Торфяная жижа поднялась, и болота неотвратимо наступают на бездушный старый мир. Володя представлял, как тысячи таких же, как он, ловят сейчас в прицел полицейский спецназ. И каждый выстрел приближает тот час, когда нежность затопит землю.
– Уходи, Дун, уходите все. Мы сделали свое дело. Все как тогда, сто лет назад. Мы взяли коммуникации и терминалы, и теперь революцию не остановить.
Володя раздвинул сошки стрелкового комплекса и посмотрел через прицел на наступавших. Те залегли за припаркованным автомобилем. Запустив баллистическую программу, он открыл огонь. Сначала он убил офицера, а потом зажег броневик.

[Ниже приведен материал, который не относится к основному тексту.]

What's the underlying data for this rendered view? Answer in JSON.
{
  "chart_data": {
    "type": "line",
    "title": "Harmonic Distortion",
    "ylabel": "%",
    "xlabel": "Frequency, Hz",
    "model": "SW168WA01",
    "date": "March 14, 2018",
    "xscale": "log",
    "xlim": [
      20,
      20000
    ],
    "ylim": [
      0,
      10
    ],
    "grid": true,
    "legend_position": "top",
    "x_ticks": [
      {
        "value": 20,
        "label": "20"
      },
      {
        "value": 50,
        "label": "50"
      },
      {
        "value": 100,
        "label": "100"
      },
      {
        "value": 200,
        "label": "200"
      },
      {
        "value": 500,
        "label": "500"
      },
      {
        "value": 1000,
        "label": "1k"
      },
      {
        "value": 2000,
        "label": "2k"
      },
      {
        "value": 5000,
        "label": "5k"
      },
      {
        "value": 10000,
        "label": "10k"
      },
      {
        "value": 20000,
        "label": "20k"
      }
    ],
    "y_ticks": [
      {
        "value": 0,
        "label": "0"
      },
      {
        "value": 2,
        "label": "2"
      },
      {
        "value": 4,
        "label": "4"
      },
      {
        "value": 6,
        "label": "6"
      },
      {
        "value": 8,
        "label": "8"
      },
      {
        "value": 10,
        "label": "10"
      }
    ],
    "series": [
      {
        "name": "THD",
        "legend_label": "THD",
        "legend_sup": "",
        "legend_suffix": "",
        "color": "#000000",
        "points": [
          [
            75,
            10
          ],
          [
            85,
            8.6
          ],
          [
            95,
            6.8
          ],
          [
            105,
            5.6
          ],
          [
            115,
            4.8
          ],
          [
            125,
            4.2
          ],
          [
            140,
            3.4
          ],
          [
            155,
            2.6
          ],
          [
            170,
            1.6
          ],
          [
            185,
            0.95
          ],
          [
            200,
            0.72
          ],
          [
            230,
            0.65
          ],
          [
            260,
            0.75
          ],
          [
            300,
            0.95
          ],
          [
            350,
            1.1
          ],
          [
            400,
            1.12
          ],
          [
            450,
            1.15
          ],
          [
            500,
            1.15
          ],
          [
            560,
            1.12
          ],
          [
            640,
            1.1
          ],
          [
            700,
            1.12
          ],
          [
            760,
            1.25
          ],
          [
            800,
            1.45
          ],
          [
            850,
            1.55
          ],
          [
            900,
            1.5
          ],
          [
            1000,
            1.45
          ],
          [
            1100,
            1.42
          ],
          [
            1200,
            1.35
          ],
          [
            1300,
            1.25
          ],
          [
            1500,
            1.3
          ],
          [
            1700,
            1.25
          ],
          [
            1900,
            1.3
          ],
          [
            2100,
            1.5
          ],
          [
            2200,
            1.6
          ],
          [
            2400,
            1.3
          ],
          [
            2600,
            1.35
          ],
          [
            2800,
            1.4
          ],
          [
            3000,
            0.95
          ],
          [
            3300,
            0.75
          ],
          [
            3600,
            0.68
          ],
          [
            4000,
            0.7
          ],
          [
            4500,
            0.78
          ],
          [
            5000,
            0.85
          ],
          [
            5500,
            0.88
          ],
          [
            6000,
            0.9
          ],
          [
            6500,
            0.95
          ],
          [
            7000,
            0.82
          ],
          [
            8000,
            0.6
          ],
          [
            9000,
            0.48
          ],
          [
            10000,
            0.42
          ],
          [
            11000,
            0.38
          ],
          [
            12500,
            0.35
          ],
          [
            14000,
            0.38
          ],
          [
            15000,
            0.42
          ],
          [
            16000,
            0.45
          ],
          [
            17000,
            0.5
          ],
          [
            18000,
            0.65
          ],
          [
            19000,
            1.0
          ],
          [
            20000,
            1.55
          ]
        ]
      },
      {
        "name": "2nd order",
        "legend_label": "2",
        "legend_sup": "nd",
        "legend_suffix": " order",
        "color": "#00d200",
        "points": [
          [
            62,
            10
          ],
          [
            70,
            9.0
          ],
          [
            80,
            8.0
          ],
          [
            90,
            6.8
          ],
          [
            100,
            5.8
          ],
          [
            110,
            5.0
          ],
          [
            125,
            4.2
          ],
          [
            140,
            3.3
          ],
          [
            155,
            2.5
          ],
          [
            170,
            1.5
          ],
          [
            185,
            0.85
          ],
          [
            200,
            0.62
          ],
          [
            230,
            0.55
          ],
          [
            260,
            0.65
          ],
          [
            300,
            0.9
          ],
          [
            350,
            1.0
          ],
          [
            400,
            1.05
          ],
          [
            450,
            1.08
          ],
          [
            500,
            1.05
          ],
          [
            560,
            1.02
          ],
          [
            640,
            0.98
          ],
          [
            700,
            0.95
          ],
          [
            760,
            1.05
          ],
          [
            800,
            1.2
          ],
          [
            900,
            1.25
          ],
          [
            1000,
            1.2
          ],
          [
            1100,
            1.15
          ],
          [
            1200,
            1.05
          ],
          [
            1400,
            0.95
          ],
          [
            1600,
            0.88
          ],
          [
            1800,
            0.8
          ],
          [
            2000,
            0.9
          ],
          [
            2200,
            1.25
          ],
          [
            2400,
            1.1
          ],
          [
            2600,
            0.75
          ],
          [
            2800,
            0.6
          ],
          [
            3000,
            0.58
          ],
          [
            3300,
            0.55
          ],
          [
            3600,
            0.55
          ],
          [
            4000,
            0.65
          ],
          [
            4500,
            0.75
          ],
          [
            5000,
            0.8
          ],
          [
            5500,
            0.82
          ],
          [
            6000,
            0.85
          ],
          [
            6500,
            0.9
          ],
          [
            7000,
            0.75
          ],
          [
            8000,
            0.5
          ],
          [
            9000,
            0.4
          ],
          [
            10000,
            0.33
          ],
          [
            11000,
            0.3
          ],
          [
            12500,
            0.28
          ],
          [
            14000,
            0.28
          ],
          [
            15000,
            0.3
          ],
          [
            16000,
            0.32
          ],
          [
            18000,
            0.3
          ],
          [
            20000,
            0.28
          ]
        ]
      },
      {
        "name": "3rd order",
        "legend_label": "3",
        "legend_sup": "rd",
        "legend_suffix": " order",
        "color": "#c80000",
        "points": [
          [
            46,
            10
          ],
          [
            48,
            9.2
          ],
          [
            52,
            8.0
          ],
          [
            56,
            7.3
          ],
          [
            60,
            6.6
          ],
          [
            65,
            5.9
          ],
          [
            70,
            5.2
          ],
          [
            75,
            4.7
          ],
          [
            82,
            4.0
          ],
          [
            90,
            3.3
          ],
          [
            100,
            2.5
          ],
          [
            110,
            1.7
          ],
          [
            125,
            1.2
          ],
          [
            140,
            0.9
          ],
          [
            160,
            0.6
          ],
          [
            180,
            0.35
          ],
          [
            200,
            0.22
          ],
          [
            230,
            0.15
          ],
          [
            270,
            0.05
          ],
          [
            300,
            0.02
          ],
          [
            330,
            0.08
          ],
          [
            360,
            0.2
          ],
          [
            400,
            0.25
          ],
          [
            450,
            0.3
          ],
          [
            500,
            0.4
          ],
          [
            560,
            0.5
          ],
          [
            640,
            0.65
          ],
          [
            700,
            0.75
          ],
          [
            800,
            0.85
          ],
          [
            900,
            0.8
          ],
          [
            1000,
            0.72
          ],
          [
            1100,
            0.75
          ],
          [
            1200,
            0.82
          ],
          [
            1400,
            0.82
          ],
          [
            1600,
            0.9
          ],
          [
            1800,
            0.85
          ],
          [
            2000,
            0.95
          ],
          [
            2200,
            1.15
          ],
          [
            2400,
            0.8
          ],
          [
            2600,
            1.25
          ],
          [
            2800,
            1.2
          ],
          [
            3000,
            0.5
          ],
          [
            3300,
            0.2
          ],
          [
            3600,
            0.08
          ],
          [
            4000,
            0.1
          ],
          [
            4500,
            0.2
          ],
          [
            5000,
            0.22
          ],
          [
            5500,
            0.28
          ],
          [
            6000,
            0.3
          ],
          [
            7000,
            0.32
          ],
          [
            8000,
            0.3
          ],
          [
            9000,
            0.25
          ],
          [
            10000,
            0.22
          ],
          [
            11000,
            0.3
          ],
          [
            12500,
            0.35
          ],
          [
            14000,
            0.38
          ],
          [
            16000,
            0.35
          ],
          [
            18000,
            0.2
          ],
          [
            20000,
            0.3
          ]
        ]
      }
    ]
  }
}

Зеленый крест аптеки давно разлетелся вдребезги.
Теперь и фонарь, освещавший внутренность комнаты, брызнул осколками.
Его накрыла темнота, но было поздно. Полицейский снайпер попал ему в бок, стало нестерпимо холодно. Очень хотелось, чтобы кто-то приласкал, погладил по голове, прощаясь, как давным-давно прощался с ним отец, стыдившийся своих чувств.
Но это можно было перетерпеть, ведь революция продолжалась.
Она и была – вместо всего несбывшегося – высшая точка нежности.